Foiled!
I mentioned recently that the weather here has been unseasonably warm (the warmest January on record). It has been so warm, in fact, that four of my hens decided it was spring and went broody at the end of December, and several others started moulting not long after.
Of course, I responded to my own instincts (spring fever!) by giving in to the gardening bug that’s been whispering in my ear. Forget working inside. Who cares that a third of the house doesn’t even have flooring yet, we’ve got to get this year’s garden started!
So last weekend we bought a load of composted horse manure from my husband’s commuting buddy, borrowing his rototiller at the same time (you can see in the above photo that we’ve grown a lovely cover crop of wild grasses over the winter, which we are hoping the tiller will help us with). It was going well for a while, but after about an hour, the old belts gave out, and the tines would no longer cut through the soil.
No problem…hubby got some new belts and we were all set to resume this weekend.
That was until we woke up to this yesterday morning:
We’ve had flurries off and on all week, but it didn’t actually stick until yesterday.
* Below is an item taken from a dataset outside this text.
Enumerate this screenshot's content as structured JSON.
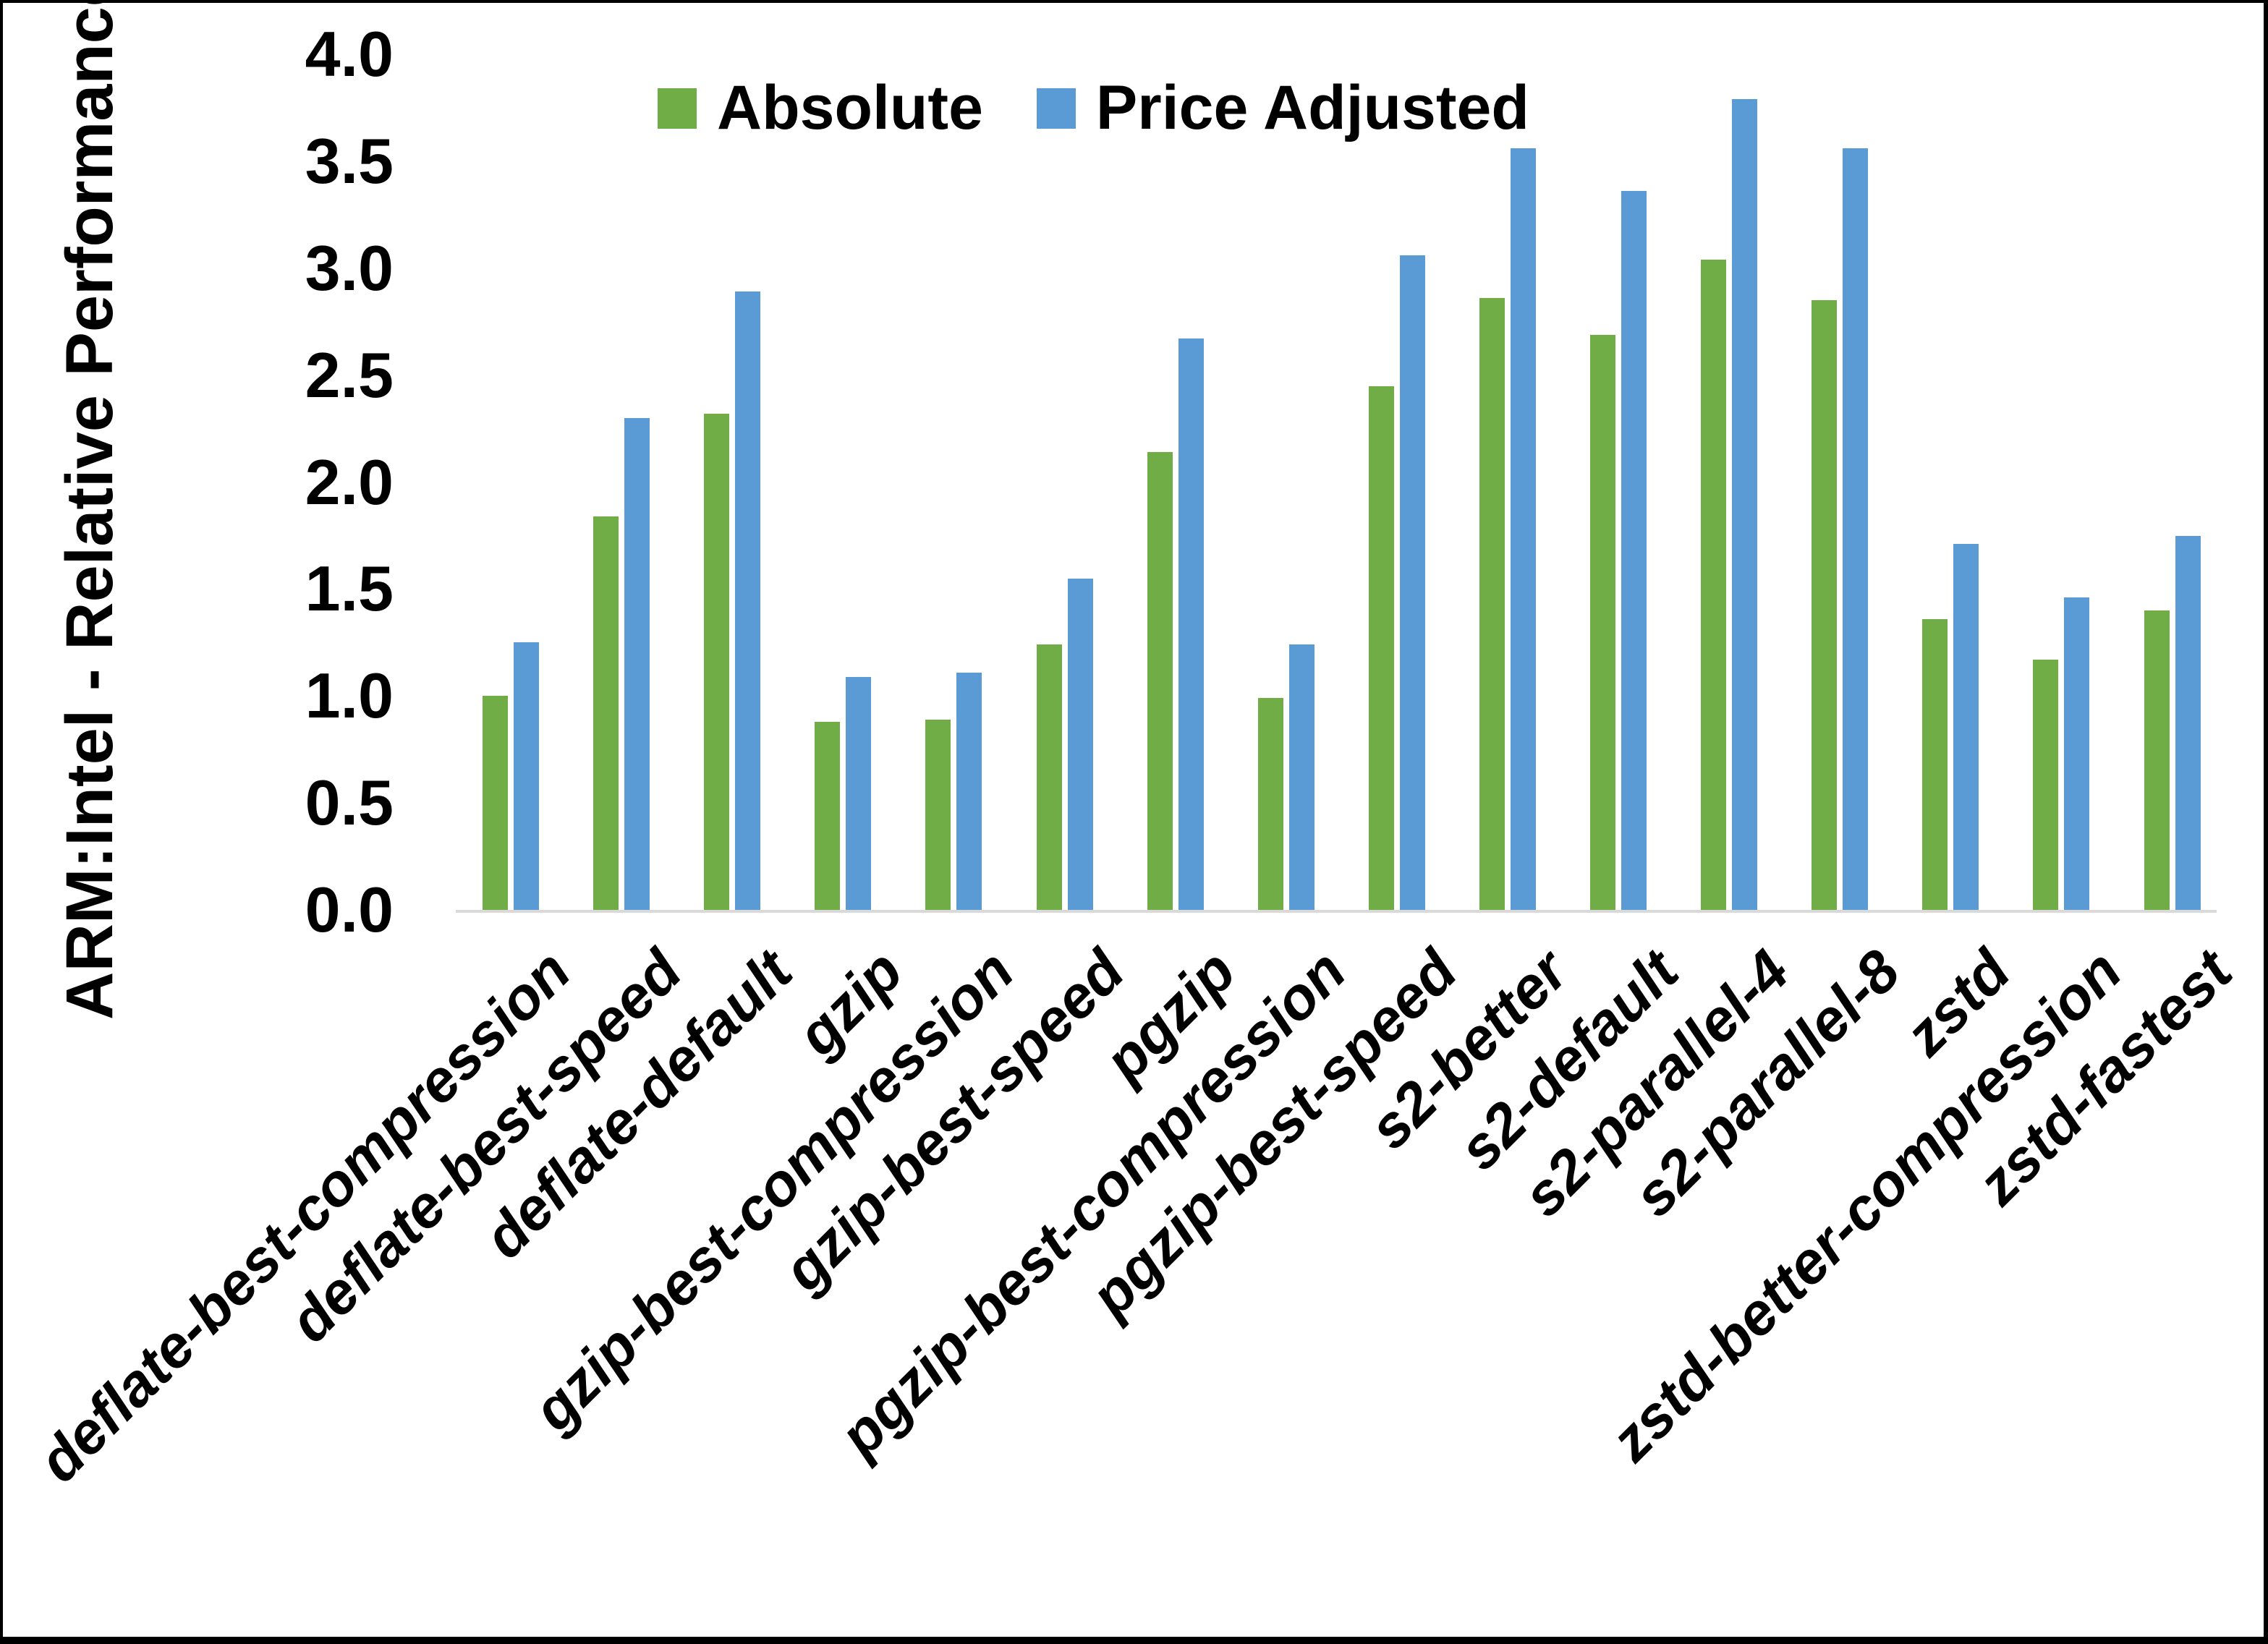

So much for spring. The chickens were less than thrilled (except for our intrepid Bella, below, who is always first in line to check out something new) and spent most of the day inside the coop. The half-naked, freshly moulted ones sat huddled and shivering.
I may not be getting outside to play in the dirt anytime soon, but that gardening bug’s not going down without a fight. Most of my seed orders arrived last week, so I’ve spent the past few days getting a jump on seed starting.
I’ve got flats of cool weather vegetables on the go, as well as several different kinds of perennial and hardy annual flowers. I haven’t started a lot of flowers from seed in the past (aside from those that I’ve seeded directly into the garden), but there’s no way we can afford to buy enough started plants to fill the space that we have now.
Hopefully spring will return before too long and I can start putting some of these things into the ground.
I'm itching like crazy to get my garden going too. There isn't much soil here in rocky, muskegy Prince Rupert so we're going to Terrace to buy the soil we need for our beds. We totally planned to go and then we too we hit with snow!
Have you read "One Straw Revolution"? It's an incredibly inspiring book on "natural farming". No tilling, cover crop, direct seeding when you can….
Annie – The soil's pretty bad here too, but it's well over $1000 a load for topsoil, so we're trying to build it up instead. We've spent weeks picking rocks and digging out rotten logs – ugh! Hopefully the chicken manure will help!
I haven't read that book, I'll take a look for it at the library.
Oh all the better for reading the book I think. He talks about how soil is best made- using chemicals- depletes the soil (obviously), no chemicals, compost etc- builds it slowly or keeps it even with what you take out with harvest, "natural" or "do nothing farming" (which is actually still work but allows nature to do part of it)- increases the soil and nutrient value every year….
I'm not exactly sure what we're going to have to spend but much less than $1000!! I hate how far away Terrace is (1.5 hours) and I have to put it in my own truck. I sure hope I don't make more than one trip but I might have too.
It must be on the way…it's supposed to get near 70 here today.
I'm in short sleeves(:
Annie, I'm reading a book right now that you might like. It's called "Growing Vegetables West of the Cascades", and it's full of great info for those of us on the west coast. He discusses why a lot of what's in other gardening books doesn't apply here.
Topsoil is expensive for us because of the cost involved with getting it here. At times I'm tempted to bring it home by the trunk load!